Casi dos siglos después, la libertad de expresión, que debiera ser un derecho general de los ciudadanos de este país democrático y no sólo de políticos y de periodistas, sigue contando con graves y serias hipotecas que condicionan su ejercicio a leyes aquí o a caprichos en los lugares donde sigue reinando el absolutismo, que no son pocos.

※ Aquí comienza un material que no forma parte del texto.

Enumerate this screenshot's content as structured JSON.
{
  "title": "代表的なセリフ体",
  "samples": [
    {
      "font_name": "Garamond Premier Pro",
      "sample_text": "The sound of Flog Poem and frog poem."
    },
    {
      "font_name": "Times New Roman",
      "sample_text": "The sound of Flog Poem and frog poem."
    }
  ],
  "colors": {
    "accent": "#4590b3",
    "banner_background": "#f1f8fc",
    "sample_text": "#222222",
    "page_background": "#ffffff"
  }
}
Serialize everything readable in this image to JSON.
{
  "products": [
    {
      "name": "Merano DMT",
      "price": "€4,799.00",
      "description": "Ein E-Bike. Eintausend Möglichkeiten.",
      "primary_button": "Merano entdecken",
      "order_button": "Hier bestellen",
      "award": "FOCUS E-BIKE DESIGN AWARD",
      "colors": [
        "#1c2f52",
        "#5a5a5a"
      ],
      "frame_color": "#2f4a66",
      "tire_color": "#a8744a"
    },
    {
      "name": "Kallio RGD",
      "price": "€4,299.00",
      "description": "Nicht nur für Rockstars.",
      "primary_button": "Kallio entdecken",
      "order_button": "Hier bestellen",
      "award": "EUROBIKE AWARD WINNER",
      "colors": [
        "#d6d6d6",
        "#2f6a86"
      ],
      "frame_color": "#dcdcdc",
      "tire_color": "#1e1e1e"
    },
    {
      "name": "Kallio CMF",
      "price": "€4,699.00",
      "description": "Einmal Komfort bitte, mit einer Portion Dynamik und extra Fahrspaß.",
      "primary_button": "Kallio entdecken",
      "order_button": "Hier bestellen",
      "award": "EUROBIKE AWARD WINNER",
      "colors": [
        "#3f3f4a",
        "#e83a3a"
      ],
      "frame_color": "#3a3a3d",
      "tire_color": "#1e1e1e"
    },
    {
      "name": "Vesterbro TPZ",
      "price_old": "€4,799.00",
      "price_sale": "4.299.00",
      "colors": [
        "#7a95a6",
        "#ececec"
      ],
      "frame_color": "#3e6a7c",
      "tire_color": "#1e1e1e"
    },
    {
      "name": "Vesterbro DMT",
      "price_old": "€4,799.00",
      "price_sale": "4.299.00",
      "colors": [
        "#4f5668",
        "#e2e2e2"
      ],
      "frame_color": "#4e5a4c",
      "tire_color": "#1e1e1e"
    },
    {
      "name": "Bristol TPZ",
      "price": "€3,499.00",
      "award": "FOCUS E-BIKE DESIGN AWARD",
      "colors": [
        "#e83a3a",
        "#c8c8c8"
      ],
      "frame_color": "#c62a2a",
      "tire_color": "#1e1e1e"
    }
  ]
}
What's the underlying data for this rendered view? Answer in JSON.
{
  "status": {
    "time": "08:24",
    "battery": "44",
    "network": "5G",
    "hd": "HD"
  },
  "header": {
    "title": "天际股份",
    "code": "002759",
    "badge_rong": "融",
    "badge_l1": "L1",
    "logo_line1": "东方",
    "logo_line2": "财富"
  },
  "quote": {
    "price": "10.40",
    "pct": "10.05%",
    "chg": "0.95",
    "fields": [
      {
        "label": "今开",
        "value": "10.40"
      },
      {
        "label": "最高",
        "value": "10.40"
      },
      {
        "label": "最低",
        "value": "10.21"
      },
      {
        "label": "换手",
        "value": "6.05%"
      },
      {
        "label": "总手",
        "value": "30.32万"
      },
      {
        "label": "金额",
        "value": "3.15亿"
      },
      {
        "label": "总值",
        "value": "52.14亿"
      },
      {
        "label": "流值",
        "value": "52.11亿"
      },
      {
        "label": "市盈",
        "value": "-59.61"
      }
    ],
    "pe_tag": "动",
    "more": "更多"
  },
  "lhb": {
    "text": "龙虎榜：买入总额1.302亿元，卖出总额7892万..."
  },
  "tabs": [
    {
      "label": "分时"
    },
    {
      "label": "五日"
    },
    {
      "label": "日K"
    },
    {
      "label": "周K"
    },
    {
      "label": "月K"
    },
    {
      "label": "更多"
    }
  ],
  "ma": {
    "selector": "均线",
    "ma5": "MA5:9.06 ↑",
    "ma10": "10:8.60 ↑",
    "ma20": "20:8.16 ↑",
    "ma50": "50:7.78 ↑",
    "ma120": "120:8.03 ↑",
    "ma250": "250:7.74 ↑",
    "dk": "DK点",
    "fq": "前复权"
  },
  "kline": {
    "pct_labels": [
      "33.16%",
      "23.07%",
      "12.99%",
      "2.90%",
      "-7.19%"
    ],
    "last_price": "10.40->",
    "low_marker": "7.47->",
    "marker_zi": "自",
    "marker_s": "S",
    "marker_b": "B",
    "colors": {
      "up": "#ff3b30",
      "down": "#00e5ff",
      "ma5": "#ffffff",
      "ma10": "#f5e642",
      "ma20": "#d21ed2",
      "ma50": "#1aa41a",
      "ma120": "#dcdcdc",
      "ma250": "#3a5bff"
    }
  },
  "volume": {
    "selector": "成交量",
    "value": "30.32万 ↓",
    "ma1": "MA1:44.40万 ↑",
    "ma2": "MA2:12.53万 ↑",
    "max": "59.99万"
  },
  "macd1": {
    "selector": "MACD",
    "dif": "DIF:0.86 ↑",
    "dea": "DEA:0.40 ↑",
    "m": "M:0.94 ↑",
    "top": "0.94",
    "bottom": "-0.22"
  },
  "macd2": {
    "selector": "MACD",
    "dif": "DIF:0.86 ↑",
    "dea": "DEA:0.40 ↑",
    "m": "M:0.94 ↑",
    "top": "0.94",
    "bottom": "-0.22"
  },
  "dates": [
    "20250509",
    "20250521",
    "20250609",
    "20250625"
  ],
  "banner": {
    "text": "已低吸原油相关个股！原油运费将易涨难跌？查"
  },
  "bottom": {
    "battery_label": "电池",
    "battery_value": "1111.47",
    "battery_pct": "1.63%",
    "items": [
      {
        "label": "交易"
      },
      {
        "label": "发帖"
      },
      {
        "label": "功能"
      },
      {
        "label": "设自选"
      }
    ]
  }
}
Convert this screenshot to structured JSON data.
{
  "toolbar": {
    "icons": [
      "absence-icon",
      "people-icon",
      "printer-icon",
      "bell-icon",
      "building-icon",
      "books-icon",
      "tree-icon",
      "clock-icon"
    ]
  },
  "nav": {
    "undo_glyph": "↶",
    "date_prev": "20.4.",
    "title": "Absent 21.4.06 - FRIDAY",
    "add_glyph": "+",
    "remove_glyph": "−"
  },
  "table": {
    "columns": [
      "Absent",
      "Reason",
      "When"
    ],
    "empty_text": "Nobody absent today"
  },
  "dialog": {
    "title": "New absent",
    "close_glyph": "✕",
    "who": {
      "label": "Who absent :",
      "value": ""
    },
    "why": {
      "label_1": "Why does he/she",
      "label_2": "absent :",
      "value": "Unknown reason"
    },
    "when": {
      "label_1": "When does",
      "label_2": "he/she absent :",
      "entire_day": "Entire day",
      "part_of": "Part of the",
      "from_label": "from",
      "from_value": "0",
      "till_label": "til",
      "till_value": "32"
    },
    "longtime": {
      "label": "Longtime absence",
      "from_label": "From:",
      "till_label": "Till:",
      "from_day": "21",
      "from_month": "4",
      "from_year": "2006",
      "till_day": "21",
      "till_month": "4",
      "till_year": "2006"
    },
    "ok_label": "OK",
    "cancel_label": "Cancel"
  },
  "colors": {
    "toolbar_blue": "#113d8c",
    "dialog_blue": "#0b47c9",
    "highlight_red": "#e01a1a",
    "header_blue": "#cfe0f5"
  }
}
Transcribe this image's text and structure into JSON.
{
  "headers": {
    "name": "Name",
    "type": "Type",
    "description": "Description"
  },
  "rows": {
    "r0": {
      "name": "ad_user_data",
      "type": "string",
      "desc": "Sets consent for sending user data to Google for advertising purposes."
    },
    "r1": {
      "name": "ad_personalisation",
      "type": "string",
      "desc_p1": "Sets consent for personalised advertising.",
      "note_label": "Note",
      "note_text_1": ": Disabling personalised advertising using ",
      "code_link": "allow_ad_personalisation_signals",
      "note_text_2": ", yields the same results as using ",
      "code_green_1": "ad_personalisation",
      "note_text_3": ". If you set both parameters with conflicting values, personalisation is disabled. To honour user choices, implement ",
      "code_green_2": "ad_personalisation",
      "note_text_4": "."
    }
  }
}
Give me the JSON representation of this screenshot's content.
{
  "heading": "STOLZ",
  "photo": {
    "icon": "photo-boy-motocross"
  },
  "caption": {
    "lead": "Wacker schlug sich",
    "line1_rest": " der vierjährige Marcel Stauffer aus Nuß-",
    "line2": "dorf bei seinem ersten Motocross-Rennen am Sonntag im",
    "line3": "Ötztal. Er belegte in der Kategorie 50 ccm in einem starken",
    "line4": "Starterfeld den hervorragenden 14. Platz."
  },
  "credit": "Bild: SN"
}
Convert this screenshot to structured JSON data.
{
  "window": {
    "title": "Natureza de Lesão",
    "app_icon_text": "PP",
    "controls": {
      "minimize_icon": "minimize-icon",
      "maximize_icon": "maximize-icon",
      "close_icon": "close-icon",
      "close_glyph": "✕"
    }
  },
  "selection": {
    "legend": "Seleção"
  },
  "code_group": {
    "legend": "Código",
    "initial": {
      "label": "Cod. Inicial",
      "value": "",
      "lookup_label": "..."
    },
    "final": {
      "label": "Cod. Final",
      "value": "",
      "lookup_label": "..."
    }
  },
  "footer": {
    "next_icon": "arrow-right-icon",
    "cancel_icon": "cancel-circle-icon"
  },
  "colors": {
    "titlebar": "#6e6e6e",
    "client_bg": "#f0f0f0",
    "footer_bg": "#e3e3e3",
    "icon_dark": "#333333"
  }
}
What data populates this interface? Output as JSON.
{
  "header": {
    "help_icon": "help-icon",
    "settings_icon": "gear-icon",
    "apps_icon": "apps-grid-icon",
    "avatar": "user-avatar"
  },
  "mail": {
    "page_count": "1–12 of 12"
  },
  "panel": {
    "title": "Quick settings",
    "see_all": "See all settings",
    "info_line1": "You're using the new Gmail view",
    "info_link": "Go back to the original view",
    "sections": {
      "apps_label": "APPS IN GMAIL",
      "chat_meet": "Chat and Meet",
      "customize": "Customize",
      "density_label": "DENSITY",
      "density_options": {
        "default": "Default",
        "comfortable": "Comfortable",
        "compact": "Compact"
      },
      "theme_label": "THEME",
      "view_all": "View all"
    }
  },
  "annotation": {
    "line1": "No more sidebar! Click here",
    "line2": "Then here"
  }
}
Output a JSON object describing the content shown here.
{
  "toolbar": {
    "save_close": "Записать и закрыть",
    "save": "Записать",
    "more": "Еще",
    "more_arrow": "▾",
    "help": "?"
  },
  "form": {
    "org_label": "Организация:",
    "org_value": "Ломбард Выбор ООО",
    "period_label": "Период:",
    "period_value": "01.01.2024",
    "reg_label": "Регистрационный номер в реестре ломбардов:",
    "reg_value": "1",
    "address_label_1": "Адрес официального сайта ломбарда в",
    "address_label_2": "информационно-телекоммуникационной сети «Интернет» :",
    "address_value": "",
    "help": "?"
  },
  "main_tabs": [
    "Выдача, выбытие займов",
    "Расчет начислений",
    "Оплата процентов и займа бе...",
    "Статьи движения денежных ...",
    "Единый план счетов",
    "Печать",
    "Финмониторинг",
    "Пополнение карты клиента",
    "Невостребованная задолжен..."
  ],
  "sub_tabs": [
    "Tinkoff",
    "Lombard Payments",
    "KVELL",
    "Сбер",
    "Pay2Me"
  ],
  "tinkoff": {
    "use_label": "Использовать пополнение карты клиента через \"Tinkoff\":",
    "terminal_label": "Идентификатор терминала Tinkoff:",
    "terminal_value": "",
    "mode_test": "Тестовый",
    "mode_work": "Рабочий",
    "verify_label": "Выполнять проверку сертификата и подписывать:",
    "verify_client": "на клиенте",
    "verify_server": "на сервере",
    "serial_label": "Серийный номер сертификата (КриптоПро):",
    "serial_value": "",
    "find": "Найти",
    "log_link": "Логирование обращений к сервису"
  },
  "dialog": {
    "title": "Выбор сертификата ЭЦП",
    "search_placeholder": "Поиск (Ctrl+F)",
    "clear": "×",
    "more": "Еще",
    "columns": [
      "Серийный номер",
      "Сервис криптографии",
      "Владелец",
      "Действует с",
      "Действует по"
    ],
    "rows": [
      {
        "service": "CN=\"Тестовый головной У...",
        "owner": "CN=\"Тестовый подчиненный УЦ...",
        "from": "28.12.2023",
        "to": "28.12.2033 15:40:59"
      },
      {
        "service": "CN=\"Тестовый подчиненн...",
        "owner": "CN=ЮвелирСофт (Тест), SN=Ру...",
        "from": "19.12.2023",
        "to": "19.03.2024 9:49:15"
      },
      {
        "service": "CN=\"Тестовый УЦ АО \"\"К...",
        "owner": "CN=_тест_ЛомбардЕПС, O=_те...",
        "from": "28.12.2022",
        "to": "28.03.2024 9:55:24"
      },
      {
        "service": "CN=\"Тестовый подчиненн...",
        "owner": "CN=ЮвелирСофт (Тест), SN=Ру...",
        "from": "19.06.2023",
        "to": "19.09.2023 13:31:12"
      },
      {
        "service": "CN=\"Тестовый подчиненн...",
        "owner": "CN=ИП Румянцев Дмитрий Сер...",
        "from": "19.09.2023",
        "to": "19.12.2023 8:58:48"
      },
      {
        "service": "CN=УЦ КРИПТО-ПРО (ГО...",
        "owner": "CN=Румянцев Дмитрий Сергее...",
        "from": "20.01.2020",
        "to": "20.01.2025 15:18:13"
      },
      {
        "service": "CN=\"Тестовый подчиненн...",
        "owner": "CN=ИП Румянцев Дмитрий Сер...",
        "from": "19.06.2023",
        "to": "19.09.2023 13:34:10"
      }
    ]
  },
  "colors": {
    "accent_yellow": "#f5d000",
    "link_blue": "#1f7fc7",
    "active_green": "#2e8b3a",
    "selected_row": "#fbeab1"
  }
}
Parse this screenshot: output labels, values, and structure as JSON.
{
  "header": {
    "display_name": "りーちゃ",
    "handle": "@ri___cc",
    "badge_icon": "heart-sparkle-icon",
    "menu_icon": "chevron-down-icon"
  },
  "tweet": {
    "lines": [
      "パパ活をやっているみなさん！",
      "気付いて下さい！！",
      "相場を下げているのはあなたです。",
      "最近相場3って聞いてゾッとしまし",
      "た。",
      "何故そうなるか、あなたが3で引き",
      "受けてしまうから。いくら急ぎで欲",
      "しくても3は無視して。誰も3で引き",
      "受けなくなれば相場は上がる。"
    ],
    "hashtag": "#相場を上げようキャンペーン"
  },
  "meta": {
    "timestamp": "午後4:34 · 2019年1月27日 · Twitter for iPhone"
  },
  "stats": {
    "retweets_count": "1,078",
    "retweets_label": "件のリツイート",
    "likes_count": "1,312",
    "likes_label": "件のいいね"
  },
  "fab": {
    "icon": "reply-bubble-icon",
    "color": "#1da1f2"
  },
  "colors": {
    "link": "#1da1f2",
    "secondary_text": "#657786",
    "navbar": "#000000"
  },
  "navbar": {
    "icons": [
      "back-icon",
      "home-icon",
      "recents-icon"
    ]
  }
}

Pero más allá de las cortapisas que las tijeras más o menos oficiales quieran imprimir a menudo a los pobres gorriones de los diarios, de las revistas, de la radio, de la televisión y de internet, hay otras hipotecas que obstaculizan su presente y aún su porvenir. Y, en tiempos de crisis, ese cepo se agudiza. Me refiero, por supuesto, al poder del dinero como mordaza de la opinión y la información con mayor frecuencia de lo que nos gustaría a todos los actores de la comunicación, emisores y emitidos, lectores y leídos.

Y tampoco vendría mal ir desterrando otros tabúes que también ponen en entredicho esta conquista de todos: a pesar de que, tal y como puede comprobarse en un estudio sobre la profesión que encargó hace años la Asociación de la Prensa de Cádiz, este oficio paulatinamente desacreditado, se ha rejuvenecido y feminizado en las últimas décadas. Sin embargo, el acceso de los jóvenes y de las mujeres a los puestos de dirección de los medios de comunicación, sigue sonrojándonos a quienes creemos que para transmitir una noción de realidad, la realidad social y profesional de este país debería instalarse definitivamente en los cargos internos de las redacciones, tal y como reflejó el encuentro de mujeres periodistas celebrado en Cádiz este fin de semana.

Ese viejo vicio ultraconservador que muchos progresistas han heredado, sumado a esa legendaria precariedad laboral, hoy por hoy, es lo que silencia la vieja máscara griega que simboliza la libertad de expresión. El periodismo no es uno de los primeros poderes como antes se decía y habrá que preguntarse hasta cuándo será válida aquella vieja pregunta de este oficio: «¿Cuántos langostinos tendremos que comernos para llevar un plato de lentejas a casa?».